Impact de la recherche

Le projet

Paula Duarte-Guterman a reçu une bourse de recherche en 2017 pour étudier certaines des raisons possibles pour lesquelles les femmes connaissent un déclin cognitif plus important que les hommes. Elle s'intéresse à deux aspects : les antécédents en matière de reproduction et les femmes porteuses du gène APOE4 - un gène connu pour être associé à la maladie d'Alzheimer. En utilisant des modèles animaux qui expriment la forme humaine de l'APOE4, elle étudiera des rats femelles avec ou sans APOE4 et avec ou sans l'expérience de la grossesse et de la maternité. Le Dr Duarte-Guterman se concentrera spécifiquement sur les changements dans une zone du cerveau appelée hippocampe et mesurera les biomarqueurs dans le cerveau associés au vieillissement cellulaire (télomères) et à l'inflammation. Elle mesurera et comparera également l'expression des gènes dans l'hippocampe féminin entre les mères vieillissantes et les autres (par séquençage de l'ARN) et espère déterminer si les changements enregistrés sont influencés par la maternité ou l'APOE4. En outre, elle recherchera d'autres gènes dans le cerveau des rats qui pourraient distinguer les mères des non-mères et qui pourraient rendre les mères plus vulnérables au vieillissement des cellules cérébrales et à la démence.

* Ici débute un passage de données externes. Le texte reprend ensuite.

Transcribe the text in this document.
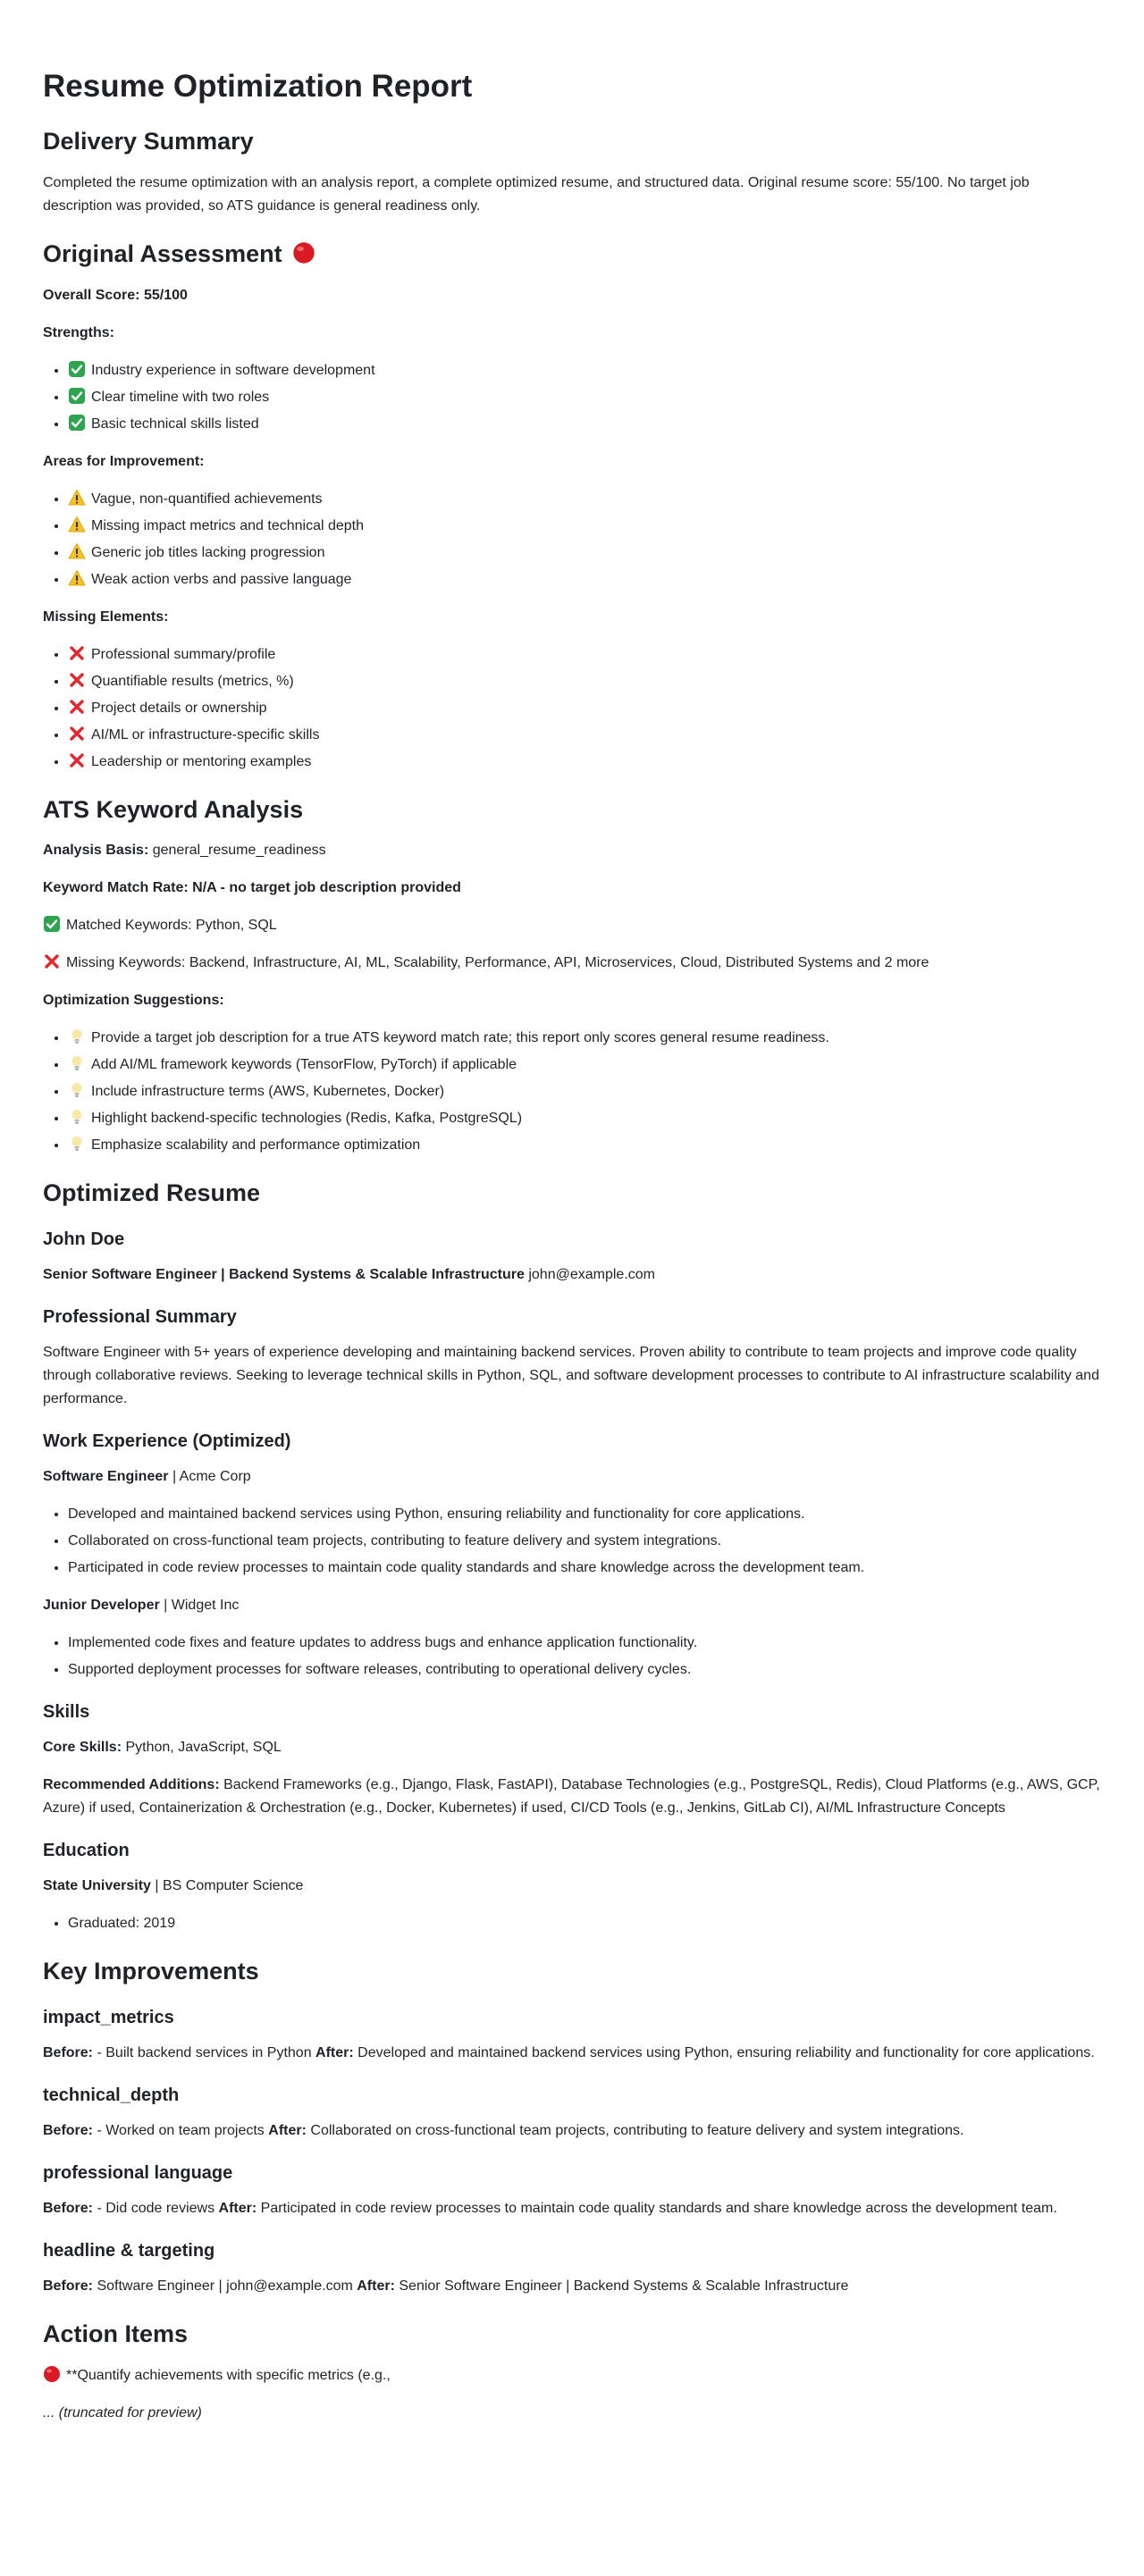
Resume Optimization Report
Delivery Summary

Completed the resume optimization with an analysis report, a complete optimized resume, and structured data. Original resume score: 55/100. No target job description was provided, so ATS guidance is general readiness only.

Original Assessment

Overall Score: 55/100

Strengths:

• Industry experience in software development
• Clear timeline with two roles
• Basic technical skills listed

Areas for Improvement:

• Vague, non-quantified achievements
• Missing impact metrics and technical depth
• Generic job titles lacking progression
• Weak action verbs and passive language

Missing Elements:

• Professional summary/profile
• Quantifiable results (metrics, %)
• Project details or ownership
• AI/ML or infrastructure-specific skills
• Leadership or mentoring examples
ATS Keyword Analysis

Analysis Basis: general_resume_readiness

Keyword Match Rate: N/A - no target job description provided

Matched Keywords: Python, SQL

Missing Keywords: Backend, Infrastructure, AI, ML, Scalability, Performance, API, Microservices, Cloud, Distributed Systems and 2 more

Optimization Suggestions:

• Provide a target job description for a true ATS keyword match rate; this report only scores general resume readiness.
• Add AI/ML framework keywords (TensorFlow, PyTorch) if applicable
• Include infrastructure terms (AWS, Kubernetes, Docker)
• Highlight backend-specific technologies (Redis, Kafka, PostgreSQL)
• Emphasize scalability and performance optimization
Optimized Resume
John Doe

Senior Software Engineer | Backend Systems & Scalable Infrastructure john@example.com

Professional Summary

Software Engineer with 5+ years of experience developing and maintaining backend services. Proven ability to contribute to team projects and improve code quality through collaborative reviews. Seeking to leverage technical skills in Python, SQL, and software development processes to contribute to AI infrastructure scalability and performance.

Work Experience (Optimized)

Software Engineer | Acme Corp

• Developed and maintained backend services using Python, ensuring reliability and functionality for core applications.
• Collaborated on cross-functional team projects, contributing to feature delivery and system integrations.
• Participated in code review processes to maintain code quality standards and share knowledge across the development team.

Junior Developer | Widget Inc

• Implemented code fixes and feature updates to address bugs and enhance application functionality.
• Supported deployment processes for software releases, contributing to operational delivery cycles.
Skills

Core Skills: Python, JavaScript, SQL

Recommended Additions: Backend Frameworks (e.g., Django, Flask, FastAPI), Database Technologies (e.g., PostgreSQL, Redis), Cloud Platforms (e.g., AWS, GCP, Azure) if used, Containerization & Orchestration (e.g., Docker, Kubernetes) if used, CI/CD Tools (e.g., Jenkins, GitLab CI), AI/ML Infrastructure Concepts

Education

State University | BS Computer Science

• Graduated: 2019
Key Improvements
impact_metrics

Before: - Built backend services in Python After: Developed and maintained backend services using Python, ensuring reliability and functionality for core applications.

technical_depth

Before: - Worked on team projects After: Collaborated on cross-functional team projects, contributing to feature delivery and system integrations.

professional language

Before: - Did code reviews After: Participated in code review processes to maintain code quality standards and share knowledge across the development team.

headline & targeting

Before: Software Engineer | john@example.com After: Senior Software Engineer | Backend Systems & Scalable Infrastructure

Action Items

**Quantify achievements with specific metrics (e.g.,

... (truncated for preview)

Ces travaux permettront de mieux comprendre la susceptibilité accrue des femmes, et en particulier des femmes ayant déjà eu une expérience de la reproduction, à la maladie d'Alzheimer. Bien que le financement de la subvention n'ait commencé qu'en octobre 2017, Paula Duarte-Guterman fait déjà de grands progrès. Elle recueille actuellement des données sur les mères et les non-mères. Ses premiers résultats lui ont valu une bourse de jeune chercheuse pour participer et faire une présentation à la Parental Brain Conference qui aura lieu cet été à Toronto.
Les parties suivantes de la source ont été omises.